Helpful turns out to be complicated. Let me tell you that friendly and reverent aren’t any better.
Further, some trait names just beg the question. Loyal is good, I suppose. Loyal to whom? Are some loyalties good and others bad? Is “loyal” good and “disloyal” bad? If the law wants you to take one course and your family needs for you to take another course, where does “loyalty” push you? Just asking.
Now I don’t expect any of these nasty questions to be resolved by looking at the language of origin, but I do think that we can look at these words more carefully and more usefully be seeing where they were before they came to us. We don’t need, in other words, to accept the cultural contexts in which their meanings were clarified, but it is probably a good idea to know what they are.
I’m going to start with the Old Norse trait names first –trustworthy and thrifty. Then I’ll move to the Old English names—helpful, friendly, kind, cheerful, and clean. And I’ll finish up with Latin, mostly arriving here through forms adopted by the French—loyal, courteous, obedient, brave (through Italian), and reverent. I plan to take a year doing this, so you can afford to get comfy.

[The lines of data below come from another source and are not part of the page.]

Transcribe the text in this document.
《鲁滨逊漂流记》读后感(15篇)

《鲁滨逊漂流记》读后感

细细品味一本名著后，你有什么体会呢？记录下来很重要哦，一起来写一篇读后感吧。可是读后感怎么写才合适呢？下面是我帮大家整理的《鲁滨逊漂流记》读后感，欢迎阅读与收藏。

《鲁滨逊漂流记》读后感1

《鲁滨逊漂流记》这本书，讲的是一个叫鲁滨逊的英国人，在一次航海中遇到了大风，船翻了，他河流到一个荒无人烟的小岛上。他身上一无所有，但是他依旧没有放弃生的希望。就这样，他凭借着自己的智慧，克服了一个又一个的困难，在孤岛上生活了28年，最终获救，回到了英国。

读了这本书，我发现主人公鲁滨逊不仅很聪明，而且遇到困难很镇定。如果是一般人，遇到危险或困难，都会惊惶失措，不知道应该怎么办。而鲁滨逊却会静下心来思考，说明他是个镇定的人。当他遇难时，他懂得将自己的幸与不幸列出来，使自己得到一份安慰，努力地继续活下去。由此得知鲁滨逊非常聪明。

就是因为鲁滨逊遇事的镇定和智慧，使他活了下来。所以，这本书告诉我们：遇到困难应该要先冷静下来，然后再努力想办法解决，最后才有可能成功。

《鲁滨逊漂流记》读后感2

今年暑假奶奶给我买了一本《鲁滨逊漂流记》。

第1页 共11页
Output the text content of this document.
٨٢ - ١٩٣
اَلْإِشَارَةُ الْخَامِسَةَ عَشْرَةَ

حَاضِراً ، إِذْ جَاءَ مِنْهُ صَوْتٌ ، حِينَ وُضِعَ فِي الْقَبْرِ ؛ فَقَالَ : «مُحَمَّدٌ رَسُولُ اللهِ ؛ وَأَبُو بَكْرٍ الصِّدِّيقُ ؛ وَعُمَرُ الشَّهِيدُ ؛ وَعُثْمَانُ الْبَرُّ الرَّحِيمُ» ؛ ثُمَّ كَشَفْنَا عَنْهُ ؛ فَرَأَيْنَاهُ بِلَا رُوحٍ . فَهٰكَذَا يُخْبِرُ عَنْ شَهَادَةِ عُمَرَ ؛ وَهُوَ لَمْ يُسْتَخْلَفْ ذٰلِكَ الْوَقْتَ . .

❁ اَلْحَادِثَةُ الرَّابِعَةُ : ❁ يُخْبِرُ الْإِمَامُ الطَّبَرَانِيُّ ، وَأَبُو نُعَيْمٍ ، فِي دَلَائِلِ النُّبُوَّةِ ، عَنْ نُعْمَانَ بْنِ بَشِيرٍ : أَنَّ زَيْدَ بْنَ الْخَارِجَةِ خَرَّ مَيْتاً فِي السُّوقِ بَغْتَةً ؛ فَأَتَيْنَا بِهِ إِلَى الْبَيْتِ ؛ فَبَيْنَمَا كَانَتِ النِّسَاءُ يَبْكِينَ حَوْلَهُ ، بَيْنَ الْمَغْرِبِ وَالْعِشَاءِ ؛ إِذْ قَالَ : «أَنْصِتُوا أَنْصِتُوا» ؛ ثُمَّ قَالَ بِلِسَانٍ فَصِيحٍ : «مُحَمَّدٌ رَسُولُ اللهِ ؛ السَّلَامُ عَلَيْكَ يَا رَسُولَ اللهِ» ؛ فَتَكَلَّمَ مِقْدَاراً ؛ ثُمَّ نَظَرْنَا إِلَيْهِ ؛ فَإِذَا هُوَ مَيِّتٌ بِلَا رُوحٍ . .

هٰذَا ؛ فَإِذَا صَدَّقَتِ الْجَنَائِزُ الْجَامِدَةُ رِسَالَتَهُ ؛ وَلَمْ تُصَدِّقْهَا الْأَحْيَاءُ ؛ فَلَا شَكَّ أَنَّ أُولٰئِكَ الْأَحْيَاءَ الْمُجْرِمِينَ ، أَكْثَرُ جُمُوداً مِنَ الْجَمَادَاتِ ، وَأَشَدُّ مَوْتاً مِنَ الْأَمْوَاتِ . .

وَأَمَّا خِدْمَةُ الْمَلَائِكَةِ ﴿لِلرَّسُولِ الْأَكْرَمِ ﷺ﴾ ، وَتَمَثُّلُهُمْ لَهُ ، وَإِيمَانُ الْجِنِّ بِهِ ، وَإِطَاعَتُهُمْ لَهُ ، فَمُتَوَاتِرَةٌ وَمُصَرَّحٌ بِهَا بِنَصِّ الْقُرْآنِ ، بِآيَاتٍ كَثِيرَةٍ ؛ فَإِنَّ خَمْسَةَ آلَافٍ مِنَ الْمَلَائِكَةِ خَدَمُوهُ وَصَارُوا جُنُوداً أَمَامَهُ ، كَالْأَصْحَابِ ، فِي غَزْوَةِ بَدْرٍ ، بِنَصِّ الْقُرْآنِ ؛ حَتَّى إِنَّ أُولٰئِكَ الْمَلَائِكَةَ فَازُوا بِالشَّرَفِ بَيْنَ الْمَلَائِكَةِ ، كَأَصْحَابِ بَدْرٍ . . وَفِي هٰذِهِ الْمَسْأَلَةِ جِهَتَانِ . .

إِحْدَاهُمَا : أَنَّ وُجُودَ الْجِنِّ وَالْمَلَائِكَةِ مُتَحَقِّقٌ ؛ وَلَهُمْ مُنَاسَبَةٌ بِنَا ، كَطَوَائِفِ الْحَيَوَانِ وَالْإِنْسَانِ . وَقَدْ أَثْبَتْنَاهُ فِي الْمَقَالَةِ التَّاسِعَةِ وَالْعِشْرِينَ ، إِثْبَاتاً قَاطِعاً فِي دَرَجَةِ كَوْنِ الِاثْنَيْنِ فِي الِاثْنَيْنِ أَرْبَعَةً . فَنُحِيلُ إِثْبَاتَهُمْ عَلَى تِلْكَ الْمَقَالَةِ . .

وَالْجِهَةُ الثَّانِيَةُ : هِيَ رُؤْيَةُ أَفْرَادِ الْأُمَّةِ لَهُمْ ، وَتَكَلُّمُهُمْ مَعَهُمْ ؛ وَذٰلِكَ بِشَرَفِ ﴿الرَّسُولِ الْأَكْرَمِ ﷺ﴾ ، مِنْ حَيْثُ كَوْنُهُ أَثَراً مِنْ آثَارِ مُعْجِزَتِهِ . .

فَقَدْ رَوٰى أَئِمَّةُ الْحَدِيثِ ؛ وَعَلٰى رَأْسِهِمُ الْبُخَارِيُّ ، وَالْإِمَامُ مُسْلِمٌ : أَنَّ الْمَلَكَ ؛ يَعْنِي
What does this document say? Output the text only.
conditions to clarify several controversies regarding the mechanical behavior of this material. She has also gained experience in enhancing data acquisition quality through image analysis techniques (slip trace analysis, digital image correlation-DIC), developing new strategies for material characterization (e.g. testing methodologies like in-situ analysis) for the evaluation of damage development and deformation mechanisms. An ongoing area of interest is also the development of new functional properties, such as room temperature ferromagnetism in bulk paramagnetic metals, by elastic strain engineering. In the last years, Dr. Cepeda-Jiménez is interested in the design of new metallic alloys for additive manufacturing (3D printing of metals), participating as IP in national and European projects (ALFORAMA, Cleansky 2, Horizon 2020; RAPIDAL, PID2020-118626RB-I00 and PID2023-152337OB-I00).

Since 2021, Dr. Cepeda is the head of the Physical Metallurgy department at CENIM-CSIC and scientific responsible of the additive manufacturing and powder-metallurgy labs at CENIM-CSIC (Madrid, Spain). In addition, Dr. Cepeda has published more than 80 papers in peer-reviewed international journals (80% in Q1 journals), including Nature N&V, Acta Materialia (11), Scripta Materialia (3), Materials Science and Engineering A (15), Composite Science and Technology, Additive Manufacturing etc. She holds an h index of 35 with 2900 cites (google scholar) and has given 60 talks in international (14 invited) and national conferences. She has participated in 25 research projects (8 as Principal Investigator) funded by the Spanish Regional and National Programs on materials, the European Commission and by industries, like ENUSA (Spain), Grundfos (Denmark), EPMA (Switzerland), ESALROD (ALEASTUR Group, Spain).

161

[1] All English words are immigrants. There appears to have been a sort of linguistic Ellis Island where words wanting to become part of the English language, stopped and declared the land of their origin and possibly the land from which they came just before arriving here.
[2] In the intervening years, most of my contact with the Boy Scouts as come from Boy Scouts of America v. Dale, in which the Supreme Court slapped the Boy Scouts on the wrist for claiming that the first amendment rights of free speech could be stretched to their denial of troop leadership to gay scoutmasters.
Remember this was written over 100 years ago FOR CHILDREN. If our society encouraged people to manifest these attributes in our lives, we would be a lot better off, in my view. Do you see them as attributes of character – in common usage then – and now?
I do think we would be better off if we encouraged people to be like these virtues. And even better off if we had a class of leaders that modeled them. I don’t believe in “character” in the way I did then. My idea is more committing to the settings that will support the behaviors you admire. Some of these traits are pretty clear. “Clean,” for instance. Others, like “loyalty” are pretty complicated.